To prepare for the National Bioethics Bowl, competing teams receive a case packet a few months before the event with 15 different bioethical issues about topics like genetically modified babies, artificial human egg cells and prohibition of artificial trans fats. This year’s case packet is available online. The teams are not preassigned positions on the topics, so the students take on a position that they genuinely endorse, even if the positions overlap with the other teams.
After UP’s team received the case packet in February, they spent four hours every week meeting and working on it.
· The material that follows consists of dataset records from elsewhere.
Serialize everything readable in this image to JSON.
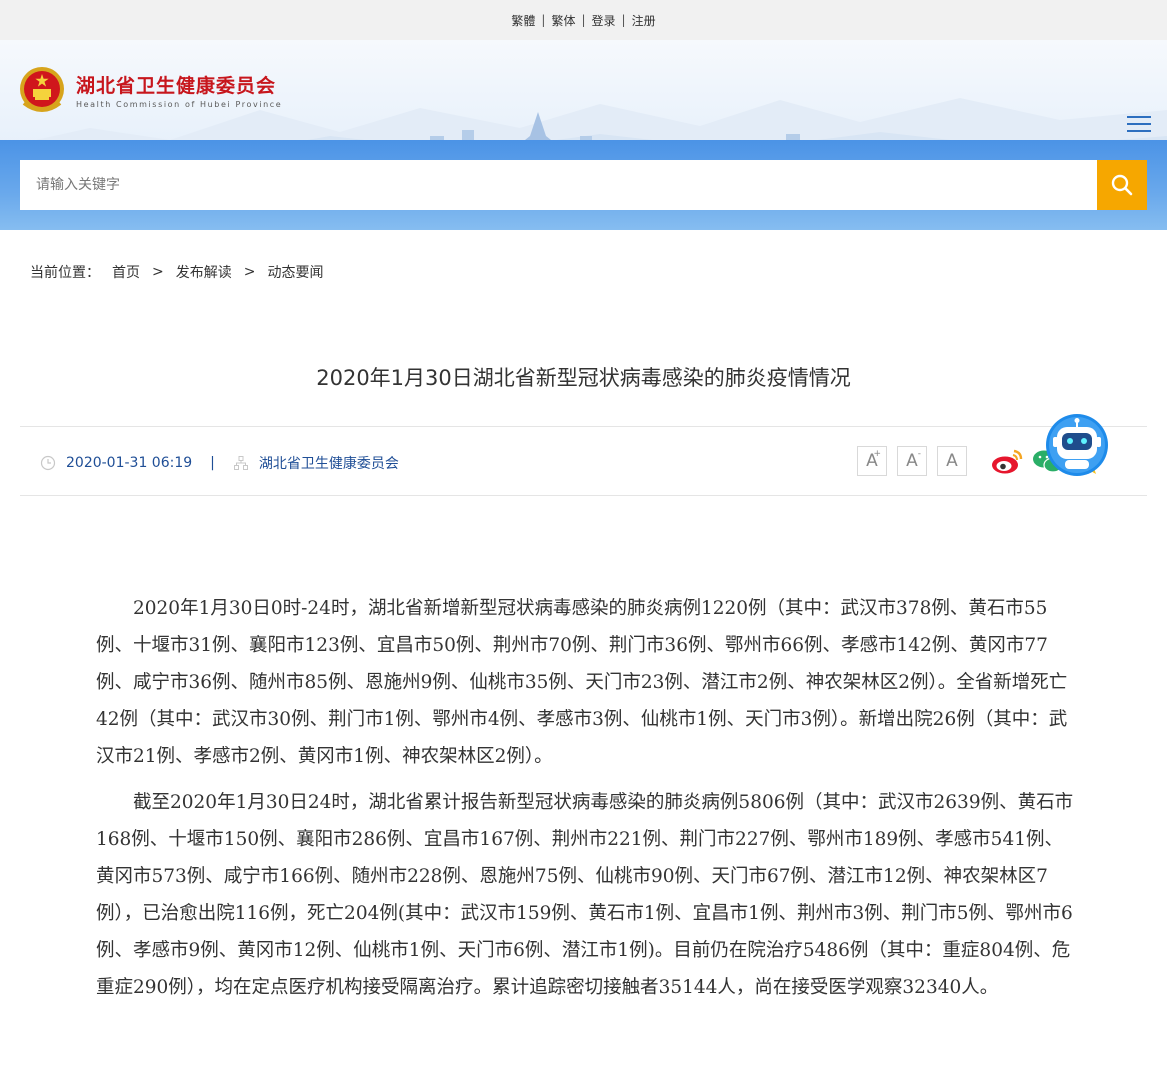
{
  "topbar": {
    "links": [
      "繁體",
      "繁体",
      "登录",
      "注册"
    ]
  },
  "header": {
    "site_name_cn": "湖北省卫生健康委员会",
    "site_name_en": "Health Commission of Hubei Province",
    "brand_color": "#c7161d",
    "menu_icon": "hamburger-icon"
  },
  "search": {
    "placeholder": "请输入关键字",
    "button_icon": "search-icon",
    "button_color": "#f6a700"
  },
  "breadcrumb": {
    "lead": "当前位置：",
    "items": [
      "首页",
      "发布解读",
      "动态要闻"
    ],
    "separator": ">"
  },
  "article": {
    "title": "2020年1月30日湖北省新型冠状病毒感染的肺炎疫情情况",
    "date": "2020-01-31 06:19",
    "separator": "|",
    "source": "湖北省卫生健康委员会",
    "font_size_buttons": [
      "A",
      "A",
      "A"
    ],
    "share_icons": [
      "weibo-icon",
      "wechat-icon",
      "qzone-icon"
    ],
    "paragraphs": [
      "2020年1月30日0时-24时，湖北省新增新型冠状病毒感染的肺炎病例1220例（其中：武汉市378例、黄石市55例、十堰市31例、襄阳市123例、宜昌市50例、荆州市70例、荆门市36例、鄂州市66例、孝感市142例、黄冈市77例、咸宁市36例、随州市85例、恩施州9例、仙桃市35例、天门市23例、潜江市2例、神农架林区2例）。全省新增死亡42例（其中：武汉市30例、荆门市1例、鄂州市4例、孝感市3例、仙桃市1例、天门市3例）。新增出院26例（其中：武汉市21例、孝感市2例、黄冈市1例、神农架林区2例）。",
      "截至2020年1月30日24时，湖北省累计报告新型冠状病毒感染的肺炎病例5806例（其中：武汉市2639例、黄石市168例、十堰市150例、襄阳市286例、宜昌市167例、荆州市221例、荆门市227例、鄂州市189例、孝感市541例、黄冈市573例、咸宁市166例、随州市228例、恩施州75例、仙桃市90例、天门市67例、潜江市12例、神农架林区7例），已治愈出院116例，死亡204例(其中：武汉市159例、黄石市1例、宜昌市1例、荆州市3例、荆门市5例、鄂州市6例、孝感市9例、黄冈市12例、仙桃市1例、天门市6例、潜江市1例)。目前仍在院治疗5486例（其中：重症804例、危重症290例），均在定点医疗机构接受隔离治疗。累计追踪密切接触者35144人，尚在接受医学观察32340人。"
    ]
  },
  "assistant": {
    "icon": "robot-assistant-icon"
  }
}
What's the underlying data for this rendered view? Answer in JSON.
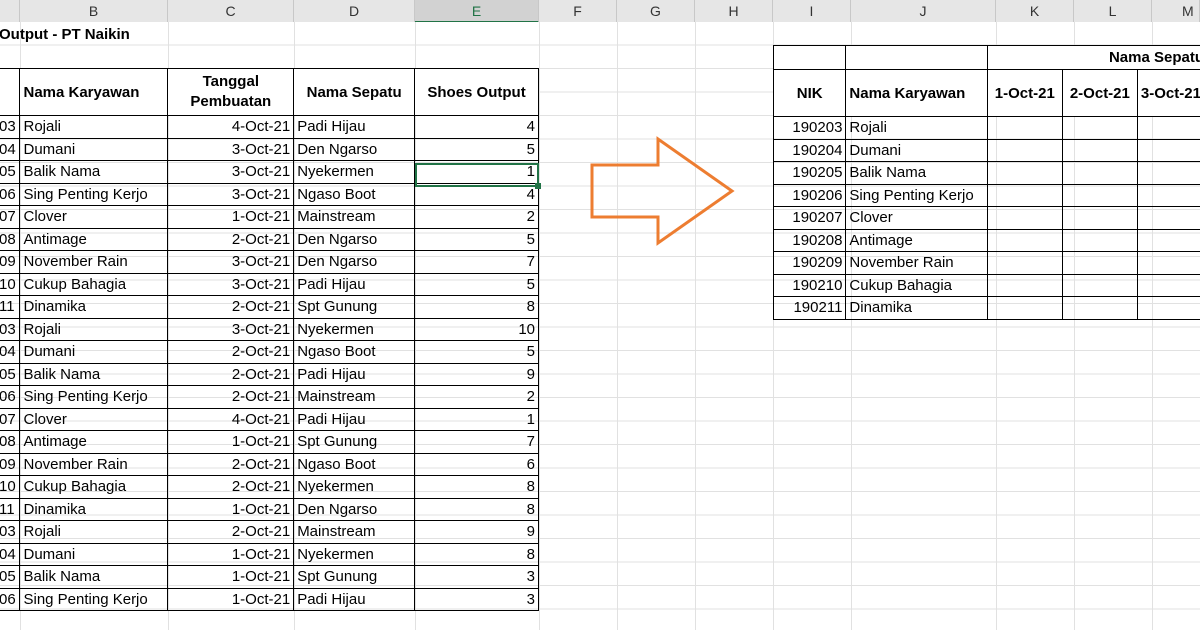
{
  "columns": [
    "B",
    "C",
    "D",
    "E",
    "F",
    "G",
    "H",
    "I",
    "J",
    "K",
    "L",
    "M"
  ],
  "title": "Output - PT Naikin",
  "left_table": {
    "headers": [
      "Nama Karyawan",
      "Tanggal Pembuatan",
      "Nama Sepatu",
      "Shoes Output"
    ],
    "rows": [
      {
        "nik": "03",
        "name": "Rojali",
        "date": "4-Oct-21",
        "shoe": "Padi Hijau",
        "qty": "4"
      },
      {
        "nik": "04",
        "name": "Dumani",
        "date": "3-Oct-21",
        "shoe": "Den Ngarso",
        "qty": "5"
      },
      {
        "nik": "05",
        "name": "Balik Nama",
        "date": "3-Oct-21",
        "shoe": "Nyekermen",
        "qty": "1"
      },
      {
        "nik": "06",
        "name": "Sing Penting Kerjo",
        "date": "3-Oct-21",
        "shoe": "Ngaso Boot",
        "qty": "4"
      },
      {
        "nik": "07",
        "name": "Clover",
        "date": "1-Oct-21",
        "shoe": "Mainstream",
        "qty": "2"
      },
      {
        "nik": "08",
        "name": "Antimage",
        "date": "2-Oct-21",
        "shoe": "Den Ngarso",
        "qty": "5"
      },
      {
        "nik": "09",
        "name": "November Rain",
        "date": "3-Oct-21",
        "shoe": "Den Ngarso",
        "qty": "7"
      },
      {
        "nik": "10",
        "name": "Cukup Bahagia",
        "date": "3-Oct-21",
        "shoe": "Padi Hijau",
        "qty": "5"
      },
      {
        "nik": "11",
        "name": "Dinamika",
        "date": "2-Oct-21",
        "shoe": "Spt Gunung",
        "qty": "8"
      },
      {
        "nik": "03",
        "name": "Rojali",
        "date": "3-Oct-21",
        "shoe": "Nyekermen",
        "qty": "10"
      },
      {
        "nik": "04",
        "name": "Dumani",
        "date": "2-Oct-21",
        "shoe": "Ngaso Boot",
        "qty": "5"
      },
      {
        "nik": "05",
        "name": "Balik Nama",
        "date": "2-Oct-21",
        "shoe": "Padi Hijau",
        "qty": "9"
      },
      {
        "nik": "06",
        "name": "Sing Penting Kerjo",
        "date": "2-Oct-21",
        "shoe": "Mainstream",
        "qty": "2"
      },
      {
        "nik": "07",
        "name": "Clover",
        "date": "4-Oct-21",
        "shoe": "Padi Hijau",
        "qty": "1"
      },
      {
        "nik": "08",
        "name": "Antimage",
        "date": "1-Oct-21",
        "shoe": "Spt Gunung",
        "qty": "7"
      },
      {
        "nik": "09",
        "name": "November Rain",
        "date": "2-Oct-21",
        "shoe": "Ngaso Boot",
        "qty": "6"
      },
      {
        "nik": "10",
        "name": "Cukup Bahagia",
        "date": "2-Oct-21",
        "shoe": "Nyekermen",
        "qty": "8"
      },
      {
        "nik": "11",
        "name": "Dinamika",
        "date": "1-Oct-21",
        "shoe": "Den Ngarso",
        "qty": "8"
      },
      {
        "nik": "03",
        "name": "Rojali",
        "date": "2-Oct-21",
        "shoe": "Mainstream",
        "qty": "9"
      },
      {
        "nik": "04",
        "name": "Dumani",
        "date": "1-Oct-21",
        "shoe": "Nyekermen",
        "qty": "8"
      },
      {
        "nik": "05",
        "name": "Balik Nama",
        "date": "1-Oct-21",
        "shoe": "Spt Gunung",
        "qty": "3"
      },
      {
        "nik": "06",
        "name": "Sing Penting Kerjo",
        "date": "1-Oct-21",
        "shoe": "Padi Hijau",
        "qty": "3"
      }
    ]
  },
  "right_table": {
    "group_header": "Nama Sepatu",
    "headers": [
      "NIK",
      "Nama Karyawan",
      "1-Oct-21",
      "2-Oct-21",
      "3-Oct-21"
    ],
    "rows": [
      {
        "nik": "190203",
        "name": "Rojali"
      },
      {
        "nik": "190204",
        "name": "Dumani"
      },
      {
        "nik": "190205",
        "name": "Balik Nama"
      },
      {
        "nik": "190206",
        "name": "Sing Penting Kerjo"
      },
      {
        "nik": "190207",
        "name": "Clover"
      },
      {
        "nik": "190208",
        "name": "Antimage"
      },
      {
        "nik": "190209",
        "name": "November Rain"
      },
      {
        "nik": "190210",
        "name": "Cukup Bahagia"
      },
      {
        "nik": "190211",
        "name": "Dinamika"
      }
    ]
  },
  "colors": {
    "arrow": "#ed7d31",
    "selection": "#217346"
  },
  "arrow_icon": "right-arrow-icon"
}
The team spent an ample amount of time and energy to build their arguments.
McShane says that the team for her is a constant reminder of all she loves and respects about UP students.
“One of the real strengths of our team is reflective of the strengths of UP and it’s that it’s pretty interdisciplinary,” McShane said. “They are genuinely curious, they are very collaborative, and they are really good at working together to help each other build positions and they carry that into the competition.”
She said that everyone is welcome to join the bioethics team, even the students who aren’t necessarily interested in competing but still want to talk about medical ethics.
“The more the merrier,” she said.
If students have any questions or would like to get more information about getting involved with the team, they can contact McShane at firstname.lastname@example.org.
“[The team] has really challenged me to think outside of the box and acknowledge different perspectives,” Forma said.